The good prosecutor must avoid the fallacy of the transposed conditional.

Suppose that expert evidence indicates that the probability of finding the evidence on an innocent person is very small. This might be a sample of DNA or, indeed, any other type of evidence (such as a fragment of paint, pollen, or drug) which links the suspect with the crime. The fallacy is then to assert that the probability of the accused being innocent is, therefore, correspondingly small.


The following example illustrates the fallacy. A witness to a robbery reports a man wearing a distinctive yellow jacket with a single red sleeve running from the crime scene. According to the manufacturer, only 4 jackets were manufactured like this out of a 10 000 production run. A suspect is identified and is found to own a jacket matching the description. The prosecutors fallacy asserts there is a 4 in 10 000 chance of finding this jacket type and so the probability of innocence is only 4 in 10 000. But this transposition of probabilities is exposed as nonsense if we know that all 4 jackets with this distinctive pattern were sold from the same shop in the same town. Based on such a statistic, therefore, the probability of innocence is more like 3 in 4. Note that the prosecutor's fallacy tends to rely heavily on evidence where chance occurrence is unlikely and neglects evidence that has a higher probability of happening as being less useful, even if it may help establish that a suspect was not involved.

DNA evidence is particularly prone to statistical manipulation. Suppose a suspect has a DNA match to a crime scene with a probability of 1 in 50 000, that is p=0.00002. This is certainly useful evidence, but the prosecutors fallacy is to claim that the probability of innocence is, therefore, also 1 in 50 000. Even if the population of the city is only half a million then 10 people from that geographical location could produce this DNA match. Thus, the probability of innocence, derived from this single item of evidence, is significantly larger (1 in 10).

How to avoid the fallacy

It is important to avoid either giving the impression, or the excuse, for a prosecutor to erroneously transpose the unlikeliness of an event to the unlikeliness of innocence.

It should be remembered that many strands of independent evidence properly used will reduce the likelihood of type 1 error.

It is equally important to bear in mind that the role of the medical or scientific expert is to disprove a null hypothesis, not to prove the prosecution's favoured theory.

Finding an unlikely coincidence of suspect sample and crime scene is not the same as proving guilt or establishing a lack of innocence.

The defence fallacy

In the earlier example, the defence argues that if the chance of match is 0.00002 then in a town with a population of 500 000 there are 10 possible matches.
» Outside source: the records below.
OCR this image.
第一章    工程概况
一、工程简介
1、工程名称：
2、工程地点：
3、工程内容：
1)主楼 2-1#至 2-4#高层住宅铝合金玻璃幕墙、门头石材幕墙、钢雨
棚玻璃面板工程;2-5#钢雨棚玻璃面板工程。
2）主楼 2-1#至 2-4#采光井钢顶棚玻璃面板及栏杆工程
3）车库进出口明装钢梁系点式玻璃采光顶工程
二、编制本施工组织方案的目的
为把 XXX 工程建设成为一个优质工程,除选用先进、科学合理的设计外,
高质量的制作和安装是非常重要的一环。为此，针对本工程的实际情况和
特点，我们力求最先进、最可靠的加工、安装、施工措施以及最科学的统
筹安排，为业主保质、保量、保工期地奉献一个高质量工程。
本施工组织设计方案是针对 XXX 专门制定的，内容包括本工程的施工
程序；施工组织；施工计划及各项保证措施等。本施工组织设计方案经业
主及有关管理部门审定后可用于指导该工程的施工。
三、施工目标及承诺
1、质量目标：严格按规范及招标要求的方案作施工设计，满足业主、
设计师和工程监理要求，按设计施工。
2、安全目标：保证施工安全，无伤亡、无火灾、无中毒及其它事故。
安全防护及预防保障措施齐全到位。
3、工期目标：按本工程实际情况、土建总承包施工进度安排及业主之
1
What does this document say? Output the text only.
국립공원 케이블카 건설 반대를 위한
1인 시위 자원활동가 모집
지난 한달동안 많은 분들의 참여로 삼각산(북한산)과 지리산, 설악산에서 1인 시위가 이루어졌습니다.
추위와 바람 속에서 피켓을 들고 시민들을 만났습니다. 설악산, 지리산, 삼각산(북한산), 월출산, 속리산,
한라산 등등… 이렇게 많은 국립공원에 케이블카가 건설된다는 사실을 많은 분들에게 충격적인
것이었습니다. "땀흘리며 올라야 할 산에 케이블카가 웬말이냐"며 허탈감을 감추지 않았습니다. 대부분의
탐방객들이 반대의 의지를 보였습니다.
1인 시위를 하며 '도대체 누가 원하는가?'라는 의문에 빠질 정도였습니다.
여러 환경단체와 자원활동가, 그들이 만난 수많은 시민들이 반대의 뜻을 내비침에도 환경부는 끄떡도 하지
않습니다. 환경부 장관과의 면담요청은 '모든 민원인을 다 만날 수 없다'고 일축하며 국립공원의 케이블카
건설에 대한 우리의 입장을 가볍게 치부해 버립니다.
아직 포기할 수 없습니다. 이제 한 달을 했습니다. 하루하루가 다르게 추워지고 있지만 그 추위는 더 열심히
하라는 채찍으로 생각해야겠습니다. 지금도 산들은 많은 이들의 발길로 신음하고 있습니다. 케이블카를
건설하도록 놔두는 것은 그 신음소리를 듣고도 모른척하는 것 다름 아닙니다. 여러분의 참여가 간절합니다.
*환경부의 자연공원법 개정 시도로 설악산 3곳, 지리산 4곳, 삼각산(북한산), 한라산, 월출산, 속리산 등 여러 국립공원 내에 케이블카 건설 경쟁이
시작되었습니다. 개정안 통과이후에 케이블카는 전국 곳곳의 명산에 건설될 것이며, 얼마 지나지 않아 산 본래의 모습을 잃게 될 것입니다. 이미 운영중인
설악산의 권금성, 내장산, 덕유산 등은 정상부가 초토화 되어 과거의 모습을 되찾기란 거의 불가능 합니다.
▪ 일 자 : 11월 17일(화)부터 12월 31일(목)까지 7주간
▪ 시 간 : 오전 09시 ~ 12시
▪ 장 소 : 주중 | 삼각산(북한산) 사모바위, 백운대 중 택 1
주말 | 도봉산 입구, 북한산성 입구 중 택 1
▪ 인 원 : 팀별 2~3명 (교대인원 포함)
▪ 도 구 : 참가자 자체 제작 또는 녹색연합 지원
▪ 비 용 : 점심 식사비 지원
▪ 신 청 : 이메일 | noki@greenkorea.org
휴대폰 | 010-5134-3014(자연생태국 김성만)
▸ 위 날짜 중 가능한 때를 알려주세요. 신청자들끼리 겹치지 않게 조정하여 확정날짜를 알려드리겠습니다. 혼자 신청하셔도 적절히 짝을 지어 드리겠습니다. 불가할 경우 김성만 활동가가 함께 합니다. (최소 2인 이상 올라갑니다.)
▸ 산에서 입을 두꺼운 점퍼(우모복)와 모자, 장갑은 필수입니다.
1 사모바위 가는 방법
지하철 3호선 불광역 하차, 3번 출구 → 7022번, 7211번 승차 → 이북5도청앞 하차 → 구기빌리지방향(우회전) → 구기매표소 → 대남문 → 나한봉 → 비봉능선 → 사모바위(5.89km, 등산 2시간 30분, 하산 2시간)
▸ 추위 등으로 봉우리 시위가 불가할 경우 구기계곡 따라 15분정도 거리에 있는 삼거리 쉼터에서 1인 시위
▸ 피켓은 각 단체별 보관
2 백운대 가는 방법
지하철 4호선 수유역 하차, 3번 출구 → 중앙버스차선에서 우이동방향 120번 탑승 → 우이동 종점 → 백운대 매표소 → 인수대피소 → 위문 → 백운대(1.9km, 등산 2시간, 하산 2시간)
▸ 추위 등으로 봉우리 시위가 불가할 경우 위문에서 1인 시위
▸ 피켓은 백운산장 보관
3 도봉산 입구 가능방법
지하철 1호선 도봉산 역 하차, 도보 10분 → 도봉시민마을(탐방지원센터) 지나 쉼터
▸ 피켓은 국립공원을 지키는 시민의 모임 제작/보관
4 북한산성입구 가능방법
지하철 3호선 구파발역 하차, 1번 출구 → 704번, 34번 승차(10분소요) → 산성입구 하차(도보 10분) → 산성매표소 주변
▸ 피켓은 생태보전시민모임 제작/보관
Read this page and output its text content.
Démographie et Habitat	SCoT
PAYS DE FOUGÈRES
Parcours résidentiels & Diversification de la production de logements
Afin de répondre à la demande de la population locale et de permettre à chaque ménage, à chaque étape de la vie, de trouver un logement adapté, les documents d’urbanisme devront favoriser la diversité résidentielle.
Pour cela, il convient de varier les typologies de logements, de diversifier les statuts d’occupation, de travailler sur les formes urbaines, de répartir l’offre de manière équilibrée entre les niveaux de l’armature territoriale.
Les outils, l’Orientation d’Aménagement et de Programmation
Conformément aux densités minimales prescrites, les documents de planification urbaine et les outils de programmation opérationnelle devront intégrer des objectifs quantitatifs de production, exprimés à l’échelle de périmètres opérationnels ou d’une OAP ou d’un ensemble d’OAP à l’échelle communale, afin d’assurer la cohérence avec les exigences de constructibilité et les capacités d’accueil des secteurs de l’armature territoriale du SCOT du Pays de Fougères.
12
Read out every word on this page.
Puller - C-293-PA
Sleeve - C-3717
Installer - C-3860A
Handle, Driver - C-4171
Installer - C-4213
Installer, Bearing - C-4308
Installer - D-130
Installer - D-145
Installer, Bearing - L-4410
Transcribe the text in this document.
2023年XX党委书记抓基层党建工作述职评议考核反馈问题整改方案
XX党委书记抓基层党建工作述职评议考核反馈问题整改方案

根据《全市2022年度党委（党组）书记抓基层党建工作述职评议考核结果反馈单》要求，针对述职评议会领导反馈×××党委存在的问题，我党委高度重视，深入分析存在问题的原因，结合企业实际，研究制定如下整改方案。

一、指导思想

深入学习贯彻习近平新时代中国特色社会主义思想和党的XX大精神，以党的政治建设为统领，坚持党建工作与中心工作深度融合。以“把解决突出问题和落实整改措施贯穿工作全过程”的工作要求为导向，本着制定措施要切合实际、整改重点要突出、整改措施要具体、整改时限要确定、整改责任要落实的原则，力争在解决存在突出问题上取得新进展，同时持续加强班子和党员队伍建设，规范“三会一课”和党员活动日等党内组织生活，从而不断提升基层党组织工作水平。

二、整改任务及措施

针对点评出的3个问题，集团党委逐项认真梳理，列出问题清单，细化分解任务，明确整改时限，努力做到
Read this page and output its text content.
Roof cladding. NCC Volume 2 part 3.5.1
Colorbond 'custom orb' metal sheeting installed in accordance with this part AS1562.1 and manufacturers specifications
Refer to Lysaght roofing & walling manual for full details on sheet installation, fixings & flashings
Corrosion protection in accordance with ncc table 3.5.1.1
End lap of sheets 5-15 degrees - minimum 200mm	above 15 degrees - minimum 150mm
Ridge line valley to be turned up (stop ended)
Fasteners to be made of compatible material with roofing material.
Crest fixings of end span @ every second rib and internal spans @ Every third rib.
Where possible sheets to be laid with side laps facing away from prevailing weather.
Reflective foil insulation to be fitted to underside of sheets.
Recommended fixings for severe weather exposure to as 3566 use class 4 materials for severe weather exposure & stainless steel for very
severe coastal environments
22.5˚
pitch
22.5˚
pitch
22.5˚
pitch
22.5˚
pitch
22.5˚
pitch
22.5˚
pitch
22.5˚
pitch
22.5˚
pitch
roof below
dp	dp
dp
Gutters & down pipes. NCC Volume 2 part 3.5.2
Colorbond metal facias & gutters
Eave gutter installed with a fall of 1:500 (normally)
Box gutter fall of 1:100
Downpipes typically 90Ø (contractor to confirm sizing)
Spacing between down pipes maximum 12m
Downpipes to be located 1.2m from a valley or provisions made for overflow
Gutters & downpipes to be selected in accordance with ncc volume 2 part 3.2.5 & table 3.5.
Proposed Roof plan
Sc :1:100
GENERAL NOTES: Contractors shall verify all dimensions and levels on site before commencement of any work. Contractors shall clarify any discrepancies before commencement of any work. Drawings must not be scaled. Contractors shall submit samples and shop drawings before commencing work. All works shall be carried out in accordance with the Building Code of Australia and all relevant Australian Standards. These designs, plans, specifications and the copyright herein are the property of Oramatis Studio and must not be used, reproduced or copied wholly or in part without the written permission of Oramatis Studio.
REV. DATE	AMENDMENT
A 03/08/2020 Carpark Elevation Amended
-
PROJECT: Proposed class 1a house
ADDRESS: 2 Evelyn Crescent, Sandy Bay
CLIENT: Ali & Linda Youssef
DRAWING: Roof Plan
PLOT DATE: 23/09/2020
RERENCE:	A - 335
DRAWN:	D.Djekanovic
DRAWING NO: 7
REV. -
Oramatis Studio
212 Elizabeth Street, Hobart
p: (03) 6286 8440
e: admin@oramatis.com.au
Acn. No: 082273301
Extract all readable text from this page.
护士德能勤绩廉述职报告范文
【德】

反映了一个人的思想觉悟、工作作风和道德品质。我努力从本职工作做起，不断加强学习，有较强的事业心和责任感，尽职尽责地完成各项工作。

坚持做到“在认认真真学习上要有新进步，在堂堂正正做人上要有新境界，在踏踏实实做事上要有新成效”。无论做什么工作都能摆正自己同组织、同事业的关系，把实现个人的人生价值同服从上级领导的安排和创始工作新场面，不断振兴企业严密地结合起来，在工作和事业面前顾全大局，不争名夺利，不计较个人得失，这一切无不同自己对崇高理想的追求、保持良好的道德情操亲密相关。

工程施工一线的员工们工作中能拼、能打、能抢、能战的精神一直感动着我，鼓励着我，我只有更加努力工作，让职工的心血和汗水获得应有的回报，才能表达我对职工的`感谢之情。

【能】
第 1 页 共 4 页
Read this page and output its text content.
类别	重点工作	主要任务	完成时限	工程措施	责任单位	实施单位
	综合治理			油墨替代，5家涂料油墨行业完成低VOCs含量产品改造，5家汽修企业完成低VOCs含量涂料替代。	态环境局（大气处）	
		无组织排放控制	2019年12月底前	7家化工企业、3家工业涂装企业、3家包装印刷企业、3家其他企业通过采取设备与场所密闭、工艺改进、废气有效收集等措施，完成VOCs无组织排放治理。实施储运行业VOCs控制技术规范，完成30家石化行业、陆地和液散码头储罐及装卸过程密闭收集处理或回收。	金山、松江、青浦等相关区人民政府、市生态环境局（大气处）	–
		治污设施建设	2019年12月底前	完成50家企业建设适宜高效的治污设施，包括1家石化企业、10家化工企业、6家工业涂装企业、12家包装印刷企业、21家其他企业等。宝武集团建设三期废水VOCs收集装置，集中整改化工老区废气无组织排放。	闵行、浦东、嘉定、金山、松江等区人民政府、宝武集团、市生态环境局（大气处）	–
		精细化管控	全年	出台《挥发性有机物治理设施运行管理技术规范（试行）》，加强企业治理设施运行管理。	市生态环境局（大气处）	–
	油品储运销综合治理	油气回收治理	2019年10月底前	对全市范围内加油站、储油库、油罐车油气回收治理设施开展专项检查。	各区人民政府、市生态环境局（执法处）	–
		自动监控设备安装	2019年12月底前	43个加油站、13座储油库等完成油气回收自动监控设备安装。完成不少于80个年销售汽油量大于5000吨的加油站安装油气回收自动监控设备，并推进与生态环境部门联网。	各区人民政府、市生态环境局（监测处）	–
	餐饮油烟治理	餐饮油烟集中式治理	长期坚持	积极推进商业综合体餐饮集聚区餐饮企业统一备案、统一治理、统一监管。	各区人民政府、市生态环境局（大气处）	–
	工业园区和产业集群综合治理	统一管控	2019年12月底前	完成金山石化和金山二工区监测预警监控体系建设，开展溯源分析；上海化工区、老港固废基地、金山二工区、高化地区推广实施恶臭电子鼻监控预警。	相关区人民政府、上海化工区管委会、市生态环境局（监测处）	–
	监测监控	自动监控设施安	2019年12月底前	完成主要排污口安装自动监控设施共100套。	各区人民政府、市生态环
Therefore the DNA evidence is irrelevant since nine other people are also possible suspects. That is, the likelihood of guilt is only 1 in 10. The defender's fallacy is to only scrutinize the evidence piece by piece and ignore other relevant items of evidence before making a statement about the innocence of the suspect.

All the evidence should be considered, taken together. Individual pieces of evidence should never be treated in isolation.